Normally, we point at things to specify, or to emphasize, what we're talking about. But a project from several MIT researchers aims to make pointing a way to learn more about the world around you—with a special ring on your index finger and a smartphone in your pocket.

Point taken: The EyeRing captures an image and sends it to a smartphone for processing.


Called EyeRing, the finger-worn device allows you to point at an object, take a photo, and hear feedback about what it is you just focused on. The project is the brainchild of Pattie Maes, a professor in MIT's Media Lab who studies interfaces that let us interact with digital information in novel, intuitive ways. Initially conceived as a potential aid for the visually impaired, the EyeRing could also work as a navigation or translation aid, or help children learn to read, say the researchers involved. The group is interested in eventually turning it into a commercial product.

As smartphones become increasingly common, the use of augmented reality—the blending of digital content with the real world—has also risen, mainly in the form of apps that harness the phone's camera and sensors and use its screen as a window to a more data-rich world (see "Augmented Reality Is Finally Getting Real").

The EyeRing takes this a step further by offering aural feedback via a wearable device. And while it's still just a research project, some experts believe wearable electronics will eventually become common—an idea Google recently put in the spotlight by confirming it's working on glasses that can show the wearer maps, messages, and more (see "You Will Want Google Goggles").

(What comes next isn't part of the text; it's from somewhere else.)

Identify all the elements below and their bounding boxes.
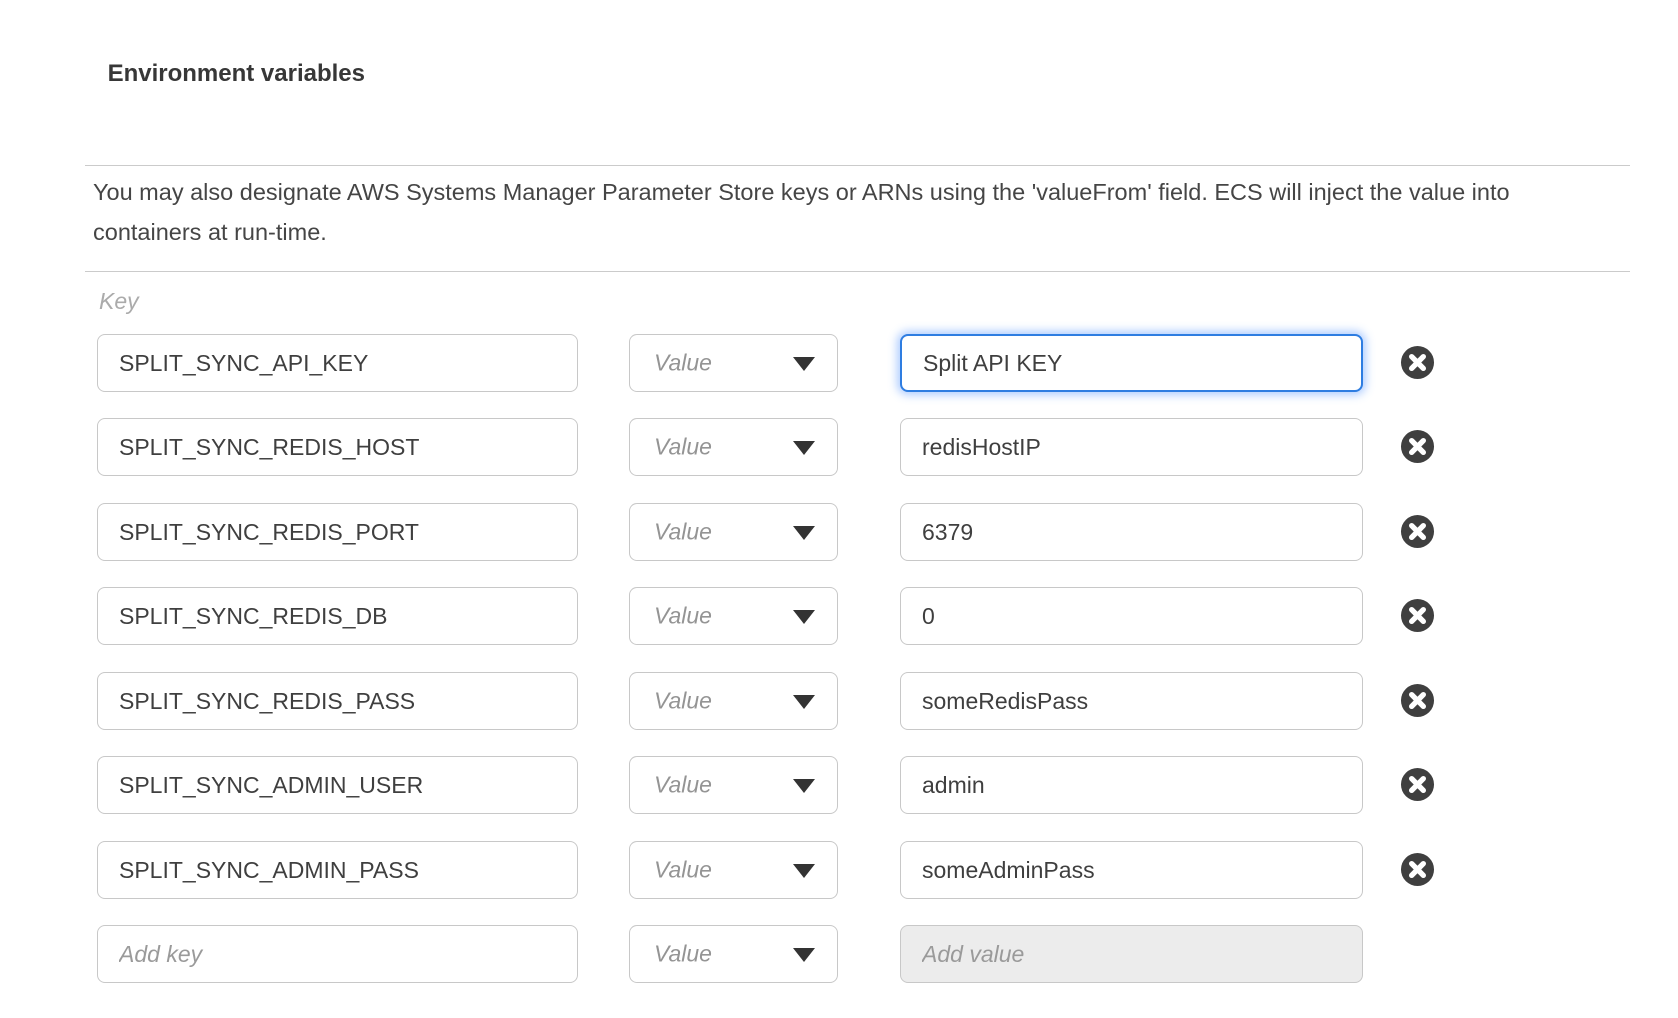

The EyeRing, which is currently printed with plastic using a 3-D printer, includes a tiny camera, a processor, and Bluetooth connectivity. To use it, you double-click a little button on its side and speak a command to determine the ring's function (it can currently be set to identify currency, text, prices on price tags, and colors). Point at whatever you'd like more information about—a shirt on a store rack, for instance—and click the button to snap a photo. The picture is sent via Bluetooth to your smartphone, where an app uses computer-vision algorithms to process the image and then announce out loud what it sees ("green," for example, denoting the color of the shirt). The results are also shown on the smartphone's screen.

"Not having to get your phone out of your pocket or purse and open it is a big advantage, we think," Maes says.

So far, the researchers have gotten EyeRing working with a smartphone running Google's Android software and with a Mac computer, says Roy Shilkrot, a graduate student in the Fluid Interfaces Group within MIT's Media Lab who is working on the device with Maes. An iPhone app is also in the works. The group has performed tests of the EyeRing with visually impaired people.

Aapo Markkanen, an analyst with ABI Research, thinks finger-worn devices like the EyeRing could be useful, but he notes that any wearable device will face some of same issues that have hampered smartphones: limited processing power and battery life. And wearable technology faces the additional hurdle of needing to be comfortable enough for people to want to use it for extended periods of time. Markkanen expects it will be several years before this is the case.

Maes agrees that processing power and battery life are concerns, but thinks that in a few years, turning EyeRing into a commercial device will be "very doable."

Shilkrot believes it could eventually be sold for under $100—perhaps as cheaply as $50. Still, he says, it would take several more iterations of the project before it could be useful to people. "We want to keep working on this and make it better," he says. "Right now, we're in the stage where we're trying to prove it's a viable solution."